Introduction: Motorcycle Saddle
This was a project a long time coming and i couldn't be happier with how it turned out. I live in the grueling Phoenix valley and the sun here destroys everything very quickly. That being said the vinyl seat the bike came with dried up and crusted to death leaving me needing a cover before the foam pad got destroyed.
Materials and tools used:
5 oz leather
5 in 1 leather punch
Laser engraver (optional)
various leather dyes
air compressor and air brush
Step 1: Make a Template
Simple step was to disassemble the old saddle cover and trace it on a large piece of cow hide picked up from my local Tandy leather store. I used 5 oz leather for this project because of how I wanted to make the seat. After finishing the project i think a lighter weight leather would have been easier to work with and achieved a slightly better result.
Step 2: Tooling the Leather
There are many ways to put designs/patterns in leather. I chose to use my laser engraver to get the images I wanted with as little effort as possible. I found all my images by doing google searches for video games I loved as a child and turned them into usable SVG files.
Once the images were ready the only thing left was placement and burning. After burning all images I used a creasing tool to trace a path 1/4" all the way around each piece. That was followed by punching holes for stitching. I could have made this process faster by using the laser. (lessons learned)

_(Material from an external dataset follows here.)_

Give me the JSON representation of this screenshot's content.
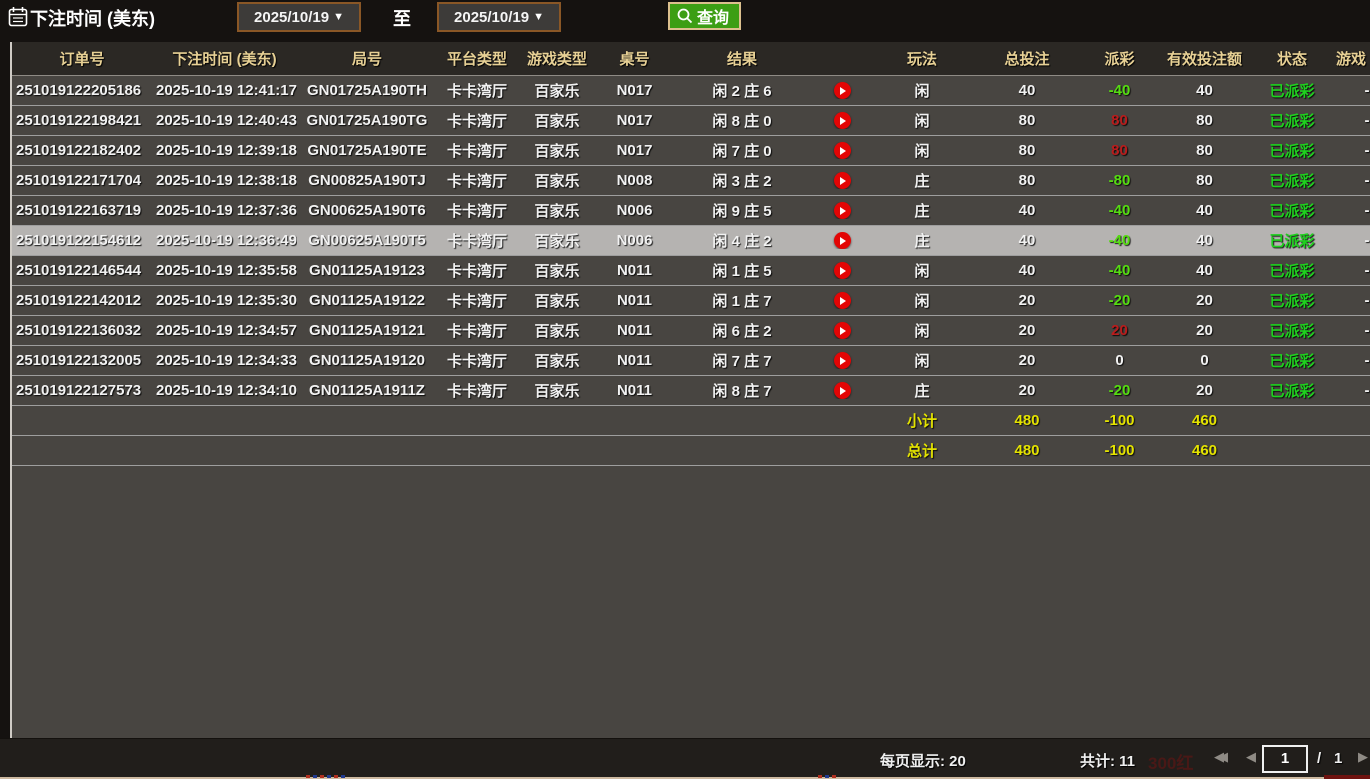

If the laser had a larger work surface then i would have cut each piece in the laser instead of by hand.
Step 3: Coloring/Dying and Stitching
I went back and forth at this point between Fiebings and eco flow leather dyes to get the colors I desired. Some pieces were dyed with the swabs while others were dyed using an airbrush. Some of the coloring was also done with acrylic paints. Dye the leather to your desired vibrancy of color.

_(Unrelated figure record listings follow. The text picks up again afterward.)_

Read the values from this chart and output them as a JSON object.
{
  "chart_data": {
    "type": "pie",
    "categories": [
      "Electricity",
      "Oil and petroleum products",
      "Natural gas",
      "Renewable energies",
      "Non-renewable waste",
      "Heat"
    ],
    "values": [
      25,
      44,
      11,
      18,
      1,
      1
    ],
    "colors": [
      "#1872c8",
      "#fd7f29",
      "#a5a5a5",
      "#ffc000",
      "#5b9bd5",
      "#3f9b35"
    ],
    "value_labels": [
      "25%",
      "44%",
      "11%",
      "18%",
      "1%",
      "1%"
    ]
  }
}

As can be seen in the photos are the wholes for stitching all pieces together. I used a basic double saddle stitch to make sure this would never come apart without great effort. My hand hurt for weeks after the stitching due to not making the holes big enough for easy work. Lesson to be learned is make the whole bigger
(steps missed/forgotten: beveling and burnishing the edges. Things I learned about after doing this project. And gluing down of seem strips.)
Step 4: Stitching/Finishing/Mounting
As previously mentioned this saddle was all hand stitched. Many videos exist on how to do this. I would rather have used a machine to stitch this project. 20ish hours were used to hand stitch this saddle cover. (too many).
After all pieces are assembled use a saddle sealing product to protect the leather from sun damage or you'll be doing this again very soon.